Tuttavia, ai fini della decisione della presente controversia, non e'
necessario dirimere definitivamente la questione dell'applicabilita'
del vecchio o del nuovo Titolo V, ne' ricostruire l'insieme dei
principi (ieri e oggi) vincolanti per il legislatore regionale in
questa materia. Assumono infatti carattere assorbente alcuni profili
delle censure mosse dal remittente che si riconducono alla violazione
di norme costituzionali diverse dall'art. 117, nonche' ad un limite
alla potesta' legislativa regionale rimasto fondamentalmente
invariato nel passaggio dal vecchio al nuovo testo dell'art. 117:
vale a dire il limite, individuato dalla costante giurisprudenza di
questa Corte (ed oggi espresso nella riserva alla potesta' esclusiva
dello Stato della materia "ordinamento civile", ai sensi del nuovo
art. 117, secondo comma, lettera l, della Costituzione), consistente
nel divieto di alterare le regole fondamentali che disciplinano i
rapporti privati (cfr., da ultimo, sentenze n. 82 del 1998, n. 352
del 2001).
La Regione era ed e' bensi' competente a disciplinare le attivita' di
bonifica, a programmarle sul territorio, a regolarne l'esercizio da
parte degli enti pubblici e dei privati proprietari, a stabilire le
modalita' di gestione delle relative opere (cfr. sentenze n. 66 del
1992, n. 326 del 1998). In questo ambito non e' escluso che la legge
regionale potesse e possa anche dettare norme per disciplinare in
modo nuovo forme di gestione, costituitesi nel tempo in epoche
risalenti, di opere di interesse generale, come quelle di adduzione,
di distribuzione, di utilizzo e di recupero delle acque, e di sistemi
irrigui.
Ma la norma impugnata non si limita a riordinare l'esercizio delle
attivita' di bonifica e la gestione delle relative opere, bensi'
dispone senz'altro la soppressione ex lege di organismi e di
gestioni, anche di carattere privato, stabilendo che i consorzi di
bonifica - enti pubblici economici a base associativa, nell'attuale
configurazione (cfr., nella Regione Emilia-Romagna, gli artt. 5 e 6
della legge regionale 26 novembre 1984, n. 59) - non solo subentrino
nell'esercizio dei compiti e delle funzioni dei predetti organismi,
ma succedano ad essi nei rapporti giuridici e amministrativi, dunque
pure nella titolarita' dei beni eventualmente posseduti, al di fuori
di ogni procedura di eventuale ablazione per ragioni di interesse
pubblico, con conseguente corresponsione di indennizzi.
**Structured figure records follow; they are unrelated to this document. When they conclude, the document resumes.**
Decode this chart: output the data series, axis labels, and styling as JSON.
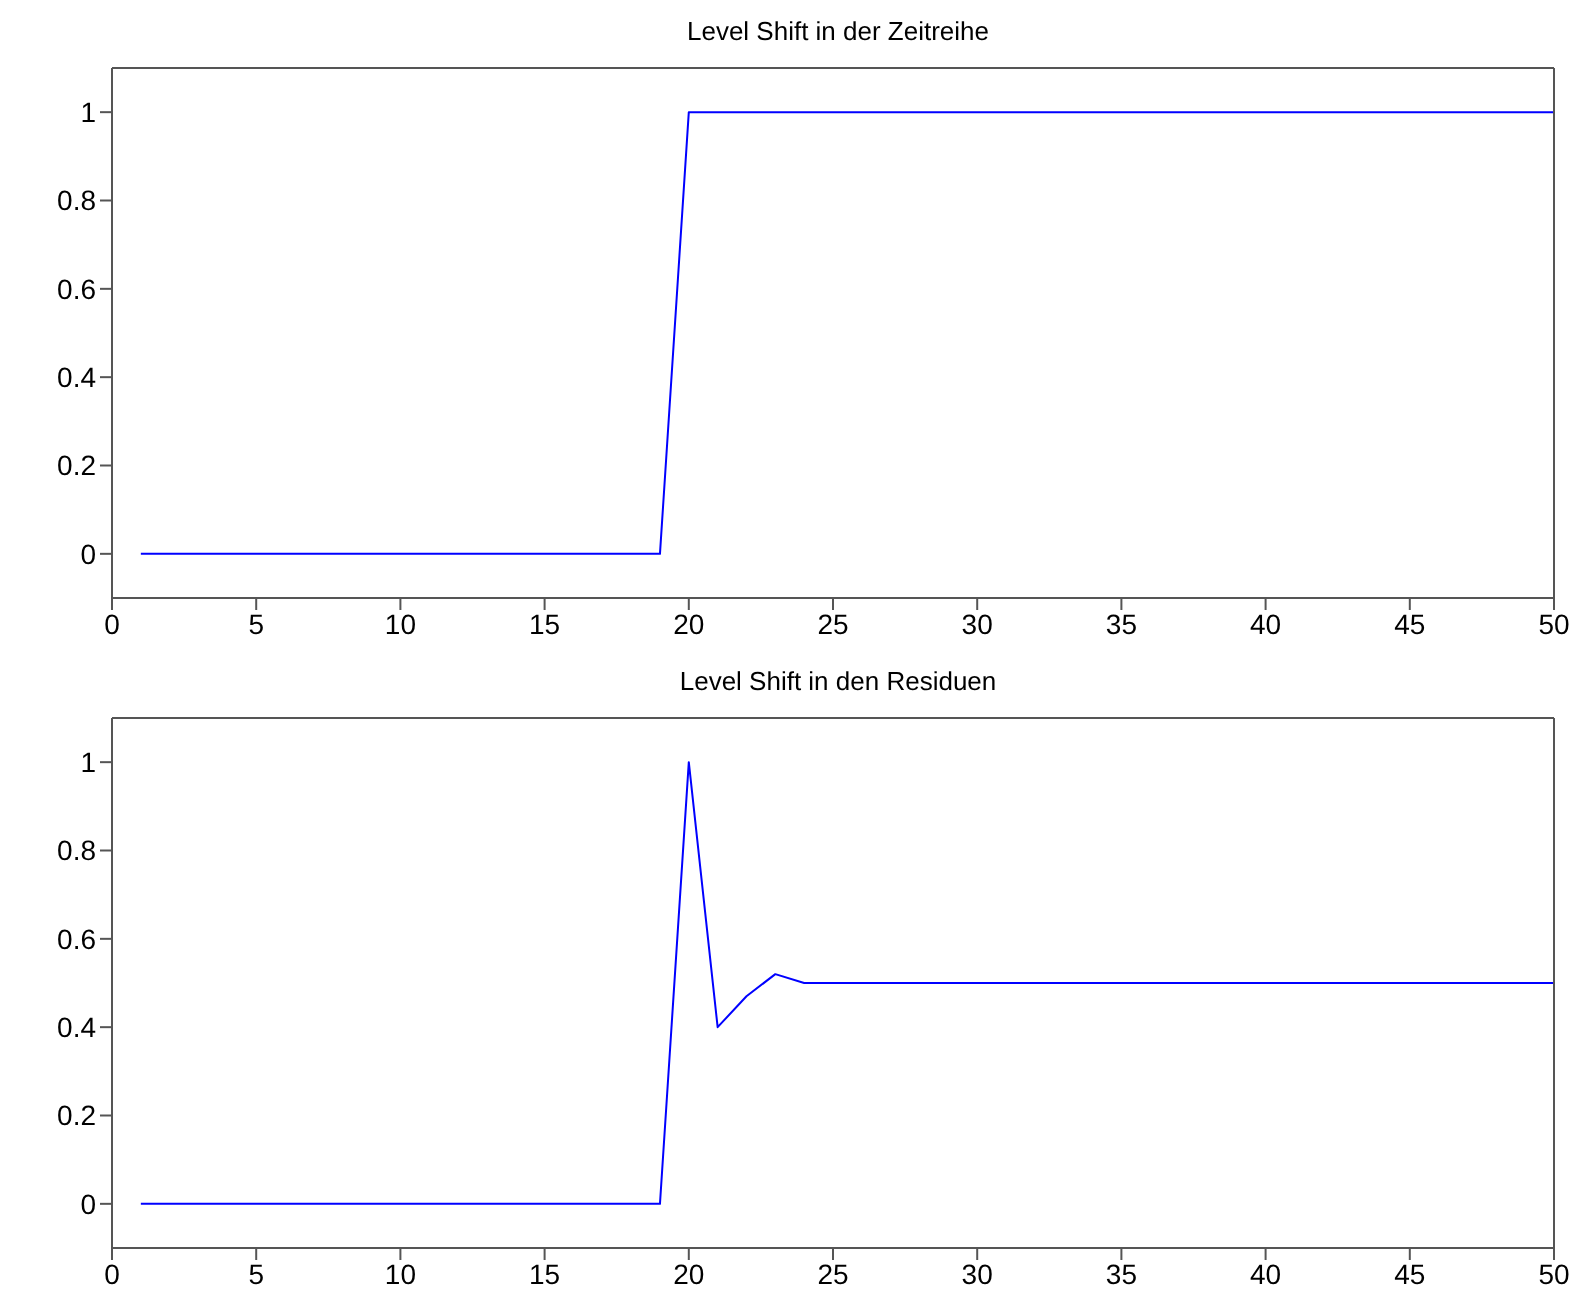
{
  "chart_data": [
    {
      "type": "line",
      "title": "Level Shift in der Zeitreihe",
      "x": [
        1,
        2,
        3,
        4,
        5,
        6,
        7,
        8,
        9,
        10,
        11,
        12,
        13,
        14,
        15,
        16,
        17,
        18,
        19,
        20,
        21,
        22,
        23,
        24,
        25,
        26,
        27,
        28,
        29,
        30,
        31,
        32,
        33,
        34,
        35,
        36,
        37,
        38,
        39,
        40,
        41,
        42,
        43,
        44,
        45,
        46,
        47,
        48,
        49,
        50
      ],
      "series": [
        {
          "color": "#0000ff",
          "values": [
            0,
            0,
            0,
            0,
            0,
            0,
            0,
            0,
            0,
            0,
            0,
            0,
            0,
            0,
            0,
            0,
            0,
            0,
            0,
            1,
            1,
            1,
            1,
            1,
            1,
            1,
            1,
            1,
            1,
            1,
            1,
            1,
            1,
            1,
            1,
            1,
            1,
            1,
            1,
            1,
            1,
            1,
            1,
            1,
            1,
            1,
            1,
            1,
            1,
            1
          ]
        }
      ],
      "xlim": [
        0,
        50
      ],
      "xticks": [
        0,
        5,
        10,
        15,
        20,
        25,
        30,
        35,
        40,
        45,
        50
      ],
      "ylim": [
        -0.1,
        1.1
      ],
      "yticks": [
        0,
        0.2,
        0.4,
        0.6,
        0.8,
        1
      ],
      "marker": "none",
      "line_style": "solid"
    },
    {
      "type": "line",
      "title": "Level Shift in den Residuen",
      "x": [
        1,
        2,
        3,
        4,
        5,
        6,
        7,
        8,
        9,
        10,
        11,
        12,
        13,
        14,
        15,
        16,
        17,
        18,
        19,
        20,
        21,
        22,
        23,
        24,
        25,
        26,
        27,
        28,
        29,
        30,
        31,
        32,
        33,
        34,
        35,
        36,
        37,
        38,
        39,
        40,
        41,
        42,
        43,
        44,
        45,
        46,
        47,
        48,
        49,
        50
      ],
      "series": [
        {
          "color": "#0000ff",
          "values": [
            0,
            0,
            0,
            0,
            0,
            0,
            0,
            0,
            0,
            0,
            0,
            0,
            0,
            0,
            0,
            0,
            0,
            0,
            0,
            1,
            0.4,
            0.47,
            0.52,
            0.5,
            0.5,
            0.5,
            0.5,
            0.5,
            0.5,
            0.5,
            0.5,
            0.5,
            0.5,
            0.5,
            0.5,
            0.5,
            0.5,
            0.5,
            0.5,
            0.5,
            0.5,
            0.5,
            0.5,
            0.5,
            0.5,
            0.5,
            0.5,
            0.5,
            0.5,
            0.5
          ]
        }
      ],
      "xlim": [
        0,
        50
      ],
      "xticks": [
        0,
        5,
        10,
        15,
        20,
        25,
        30,
        35,
        40,
        45,
        50
      ],
      "ylim": [
        -0.1,
        1.1
      ],
      "yticks": [
        0,
        0.2,
        0.4,
        0.6,
        0.8,
        1
      ],
      "marker": "none",
      "line_style": "solid"
    }
  ]
}
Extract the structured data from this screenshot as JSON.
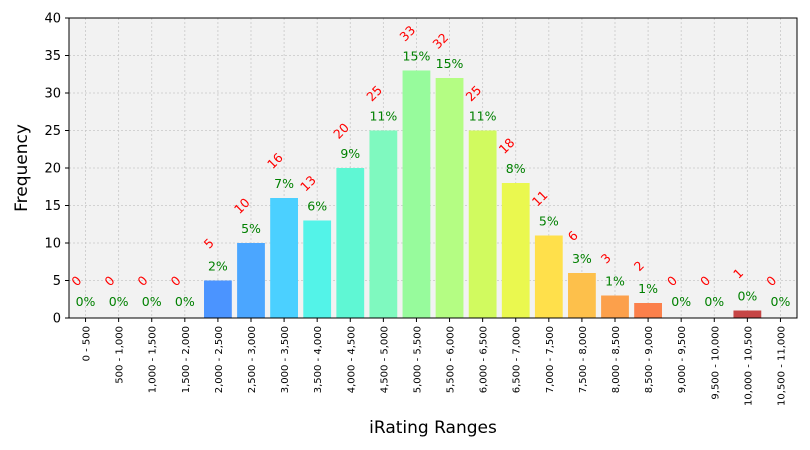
{
  "chart_data": {
    "type": "bar",
    "xlabel": "iRating Ranges",
    "ylabel": "Frequency",
    "ylim": [
      0,
      40
    ],
    "yticks": [
      0,
      5,
      10,
      15,
      20,
      25,
      30,
      35,
      40
    ],
    "grid": true,
    "categories": [
      "0 - 500",
      "500 - 1,000",
      "1,000 - 1,500",
      "1,500 - 2,000",
      "2,000 - 2,500",
      "2,500 - 3,000",
      "3,000 - 3,500",
      "3,500 - 4,000",
      "4,000 - 4,500",
      "4,500 - 5,000",
      "5,000 - 5,500",
      "5,500 - 6,000",
      "6,000 - 6,500",
      "6,500 - 7,000",
      "7,000 - 7,500",
      "7,500 - 8,000",
      "8,000 - 8,500",
      "8,500 - 9,000",
      "9,000 - 9,500",
      "9,500 - 10,000",
      "10,000 - 10,500",
      "10,500 - 11,000"
    ],
    "values": [
      0,
      0,
      0,
      0,
      5,
      10,
      16,
      13,
      20,
      25,
      33,
      32,
      25,
      18,
      11,
      6,
      3,
      2,
      0,
      0,
      1,
      0
    ],
    "percent_labels": [
      "0%",
      "0%",
      "0%",
      "0%",
      "2%",
      "5%",
      "7%",
      "6%",
      "9%",
      "11%",
      "15%",
      "15%",
      "11%",
      "8%",
      "5%",
      "3%",
      "1%",
      "1%",
      "0%",
      "0%",
      "0%",
      "0%"
    ],
    "colors": [
      "#4b4bff",
      "#4b5dff",
      "#4b6fff",
      "#4b82ff",
      "#4b94ff",
      "#4ba6ff",
      "#4bd0ff",
      "#53f3e8",
      "#5ff7d4",
      "#7ff9bf",
      "#97fb9c",
      "#b4fd83",
      "#d1fa5f",
      "#eaf84f",
      "#ffe04b",
      "#fdc04b",
      "#fca04b",
      "#fb804b",
      "#f9604b",
      "#f7504b",
      "#c64545",
      "#b03a3a"
    ],
    "count_label_color": "#ff0000",
    "percent_label_color": "#008000"
  }
}
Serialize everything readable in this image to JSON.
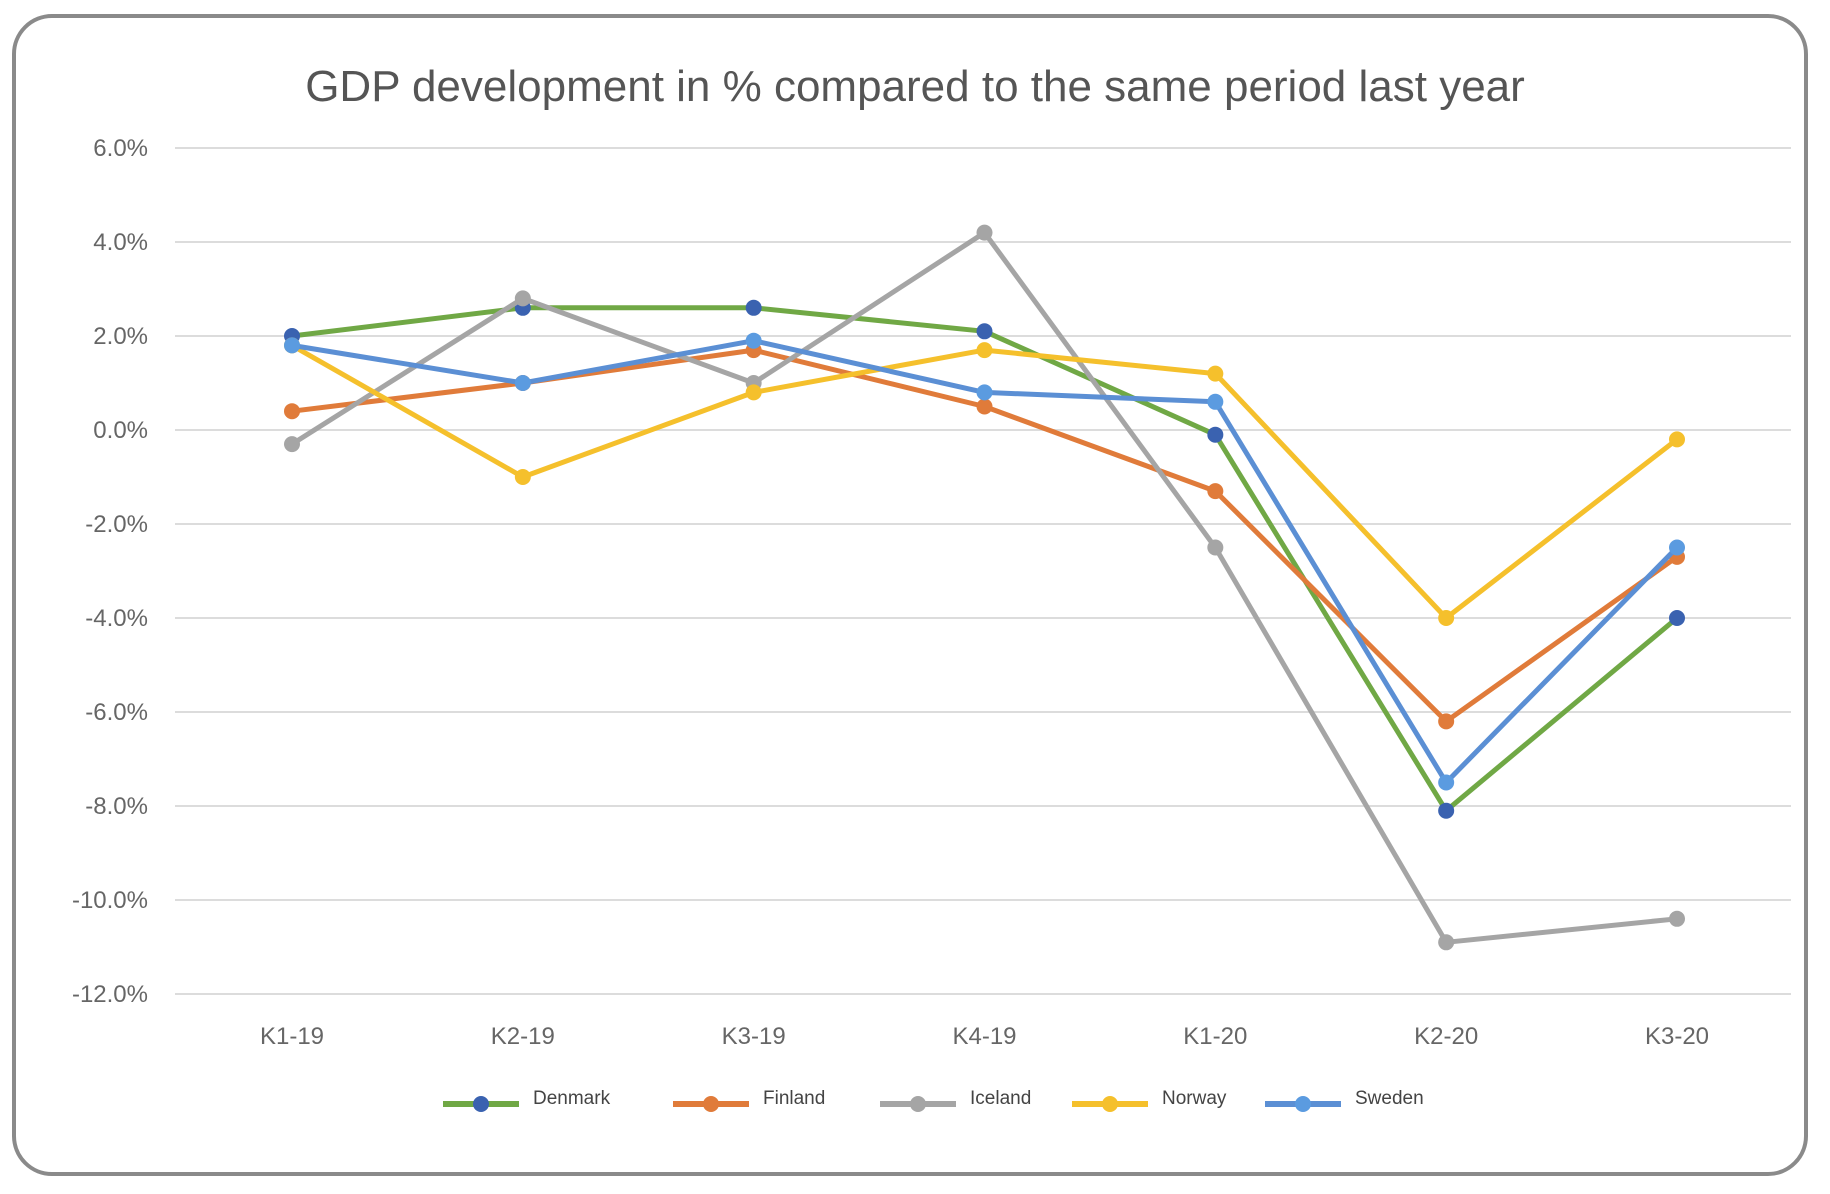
{
  "chart_data": {
    "type": "line",
    "title": "GDP development in % compared to the same period last year",
    "xlabel": "",
    "ylabel": "",
    "categories": [
      "K1-19",
      "K2-19",
      "K3-19",
      "K4-19",
      "K1-20",
      "K2-20",
      "K3-20"
    ],
    "ylim": [
      -12,
      6
    ],
    "yticks": [
      6,
      4,
      2,
      0,
      -2,
      -4,
      -6,
      -8,
      -10,
      -12
    ],
    "ytick_labels": [
      "6.0%",
      "4.0%",
      "2.0%",
      "0.0%",
      "-2.0%",
      "-4.0%",
      "-6.0%",
      "-8.0%",
      "-10.0%",
      "-12.0%"
    ],
    "grid": true,
    "legend_position": "bottom",
    "series": [
      {
        "name": "Denmark",
        "color": "#70a845",
        "marker_color": "#3a62b0",
        "values": [
          2.0,
          2.6,
          2.6,
          2.1,
          -0.1,
          -8.1,
          -4.0
        ]
      },
      {
        "name": "Finland",
        "color": "#e07b3a",
        "marker_color": "#e07b3a",
        "values": [
          0.4,
          1.0,
          1.7,
          0.5,
          -1.3,
          -6.2,
          -2.7
        ]
      },
      {
        "name": "Iceland",
        "color": "#a5a5a5",
        "marker_color": "#a5a5a5",
        "values": [
          -0.3,
          2.8,
          1.0,
          4.2,
          -2.5,
          -10.9,
          -10.4
        ]
      },
      {
        "name": "Norway",
        "color": "#f5c02c",
        "marker_color": "#f5c02c",
        "values": [
          1.8,
          -1.0,
          0.8,
          1.7,
          1.2,
          -4.0,
          -0.2
        ]
      },
      {
        "name": "Sweden",
        "color": "#5b8fd4",
        "marker_color": "#5b9be0",
        "values": [
          1.8,
          1.0,
          1.9,
          0.8,
          0.6,
          -7.5,
          -2.5
        ]
      }
    ]
  }
}
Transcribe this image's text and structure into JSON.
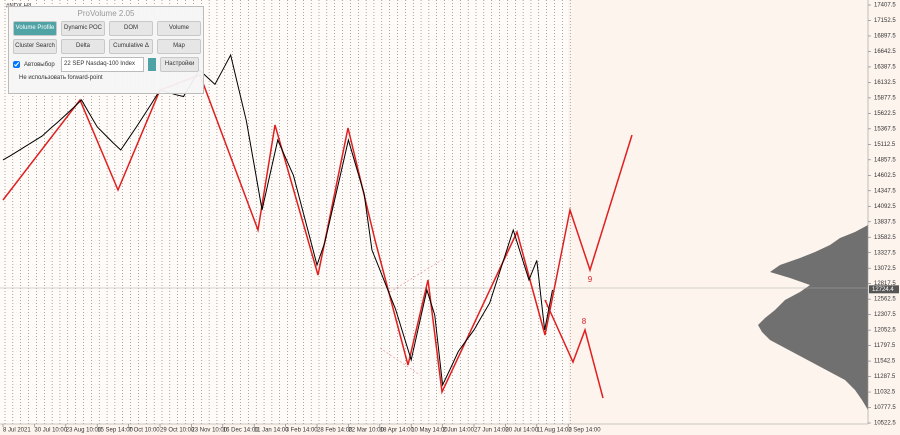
{
  "symbol": "#NDX,H4",
  "panel": {
    "title": "ProVolume 2.05",
    "buttons": [
      "Volume Profile",
      "Dynamic POC",
      "DOM",
      "Volume",
      "Cluster Search",
      "Delta",
      "Cumulative Δ",
      "Map"
    ],
    "autoselect": "Автовыбор",
    "instrument": "22 SEP Nasdaq-100 Index",
    "settings": "Настройки",
    "forward_point": "Не использовать forward-point"
  },
  "chart_data": {
    "type": "line",
    "categories": [
      "8 Jul 2021",
      null,
      null,
      null,
      "30 Jul 10:00",
      null,
      null,
      null,
      "23 Aug 10:00",
      null,
      null,
      null,
      "15 Sep 14:00",
      null,
      null,
      null,
      "7 Oct 10:00",
      null,
      null,
      null,
      "29 Oct 10:00",
      null,
      null,
      null,
      "23 Nov 10:00",
      null,
      null,
      null,
      "16 Dec 14:00",
      null,
      null,
      null,
      "11 Jan 14:00",
      null,
      null,
      null,
      "3 Feb 14:00",
      null,
      null,
      null,
      "28 Feb 14:00",
      null,
      null,
      null,
      "22 Mar 10:00",
      null,
      null,
      null,
      "18 Apr 14:00",
      null,
      null,
      null,
      "10 May 14:00",
      null,
      null,
      null,
      "2 Jun 14:00",
      null,
      null,
      null,
      "27 Jun 14:00",
      null,
      null,
      null,
      "20 Jul 14:00",
      null,
      null,
      null,
      "11 Aug 14:00",
      null,
      null,
      null,
      "2 Sep 14:00"
    ],
    "series": [
      {
        "color": "#000000",
        "values": [
          14855,
          14930,
          15010,
          15090,
          15170,
          15250,
          15370,
          15480,
          15600,
          15720,
          15843,
          15620,
          15400,
          15270,
          15140,
          15019,
          15210,
          15400,
          15600,
          15800,
          16008,
          15970,
          15930,
          15900,
          16120,
          16337,
          16220,
          16100,
          16340,
          16584,
          16040,
          15500,
          14770,
          14031,
          14610,
          15184,
          14890,
          14600,
          14110,
          13620,
          13125,
          13500,
          14060,
          14620,
          15184,
          14740,
          14300,
          13372,
          13050,
          12720,
          12400,
          11980,
          11561,
          12140,
          12714,
          12300,
          11149,
          11420,
          11700,
          11880,
          12055,
          12280,
          12500,
          12900,
          13300,
          13702,
          13290,
          12879,
          13200,
          12055,
          12714,
          null,
          null
        ]
      }
    ],
    "ylim": [
      10522.5,
      17407.5
    ],
    "yticks": [
      17407.5,
      17152.5,
      16897.5,
      16642.5,
      16387.5,
      16132.5,
      15877.5,
      15622.5,
      15367.5,
      15112.5,
      14857.5,
      14602.5,
      14347.5,
      14092.5,
      13837.5,
      13582.5,
      13327.5,
      13072.5,
      12817.5,
      12562.5,
      12307.5,
      12052.5,
      11797.5,
      11542.5,
      11287.5,
      11032.5,
      10777.5,
      10522.5
    ],
    "last_price": 12724.4,
    "annotations": [
      "9",
      "8"
    ]
  }
}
In tal modo la norma censurata, da un lato, travalica il limite, ora
ricordato, del divieto di alterare le fondamentali regole del diritto
privato; dall'altro lato si risolve in una violazione dei principi
costituzionali di autonomia e di salvaguardia della proprieta'
privata e della liberta' di associazione. La legge regionale,
infatti, pretende di incidere sulla stessa esistenza degli organismi
privati di cui dispone la soppressione, e dunque sul nucleo
irriducibile della loro autonoma sfera giuridica.
4. La disposizione impugnata deve pertanto essere dichiarata
costituzionalmente illegittima, restando assorbito ogni altro profilo
della questione sollevata.
PER QUESTI MOTIVI
LA CORTE COSTITUZIONALE
riuniti i giudizi,
dichiara la illegittimita' costituzionale dell'articolo 4 della legge
della Regione Emilia-Romagna 23 aprile 1987, n. 16 (Disposizioni
integrative della legge regionale 2 agosto 1984, n. 42 "Nuove norme
in materia di enti di bonifica - Delega di funzioni
amministrative").
Cosi' deciso in Roma, nella sede della Corte Costituzionale, Palazzo
della Consulta, il 13 luglio 2004.
IL PRESIDENTE IL REDATTORE
Gustavo Zagrebelsky Valerio Onida
IL CANCELLIERE
Giuseppe Di Paola
Depositata in Cancelleria il 28 luglio 2004.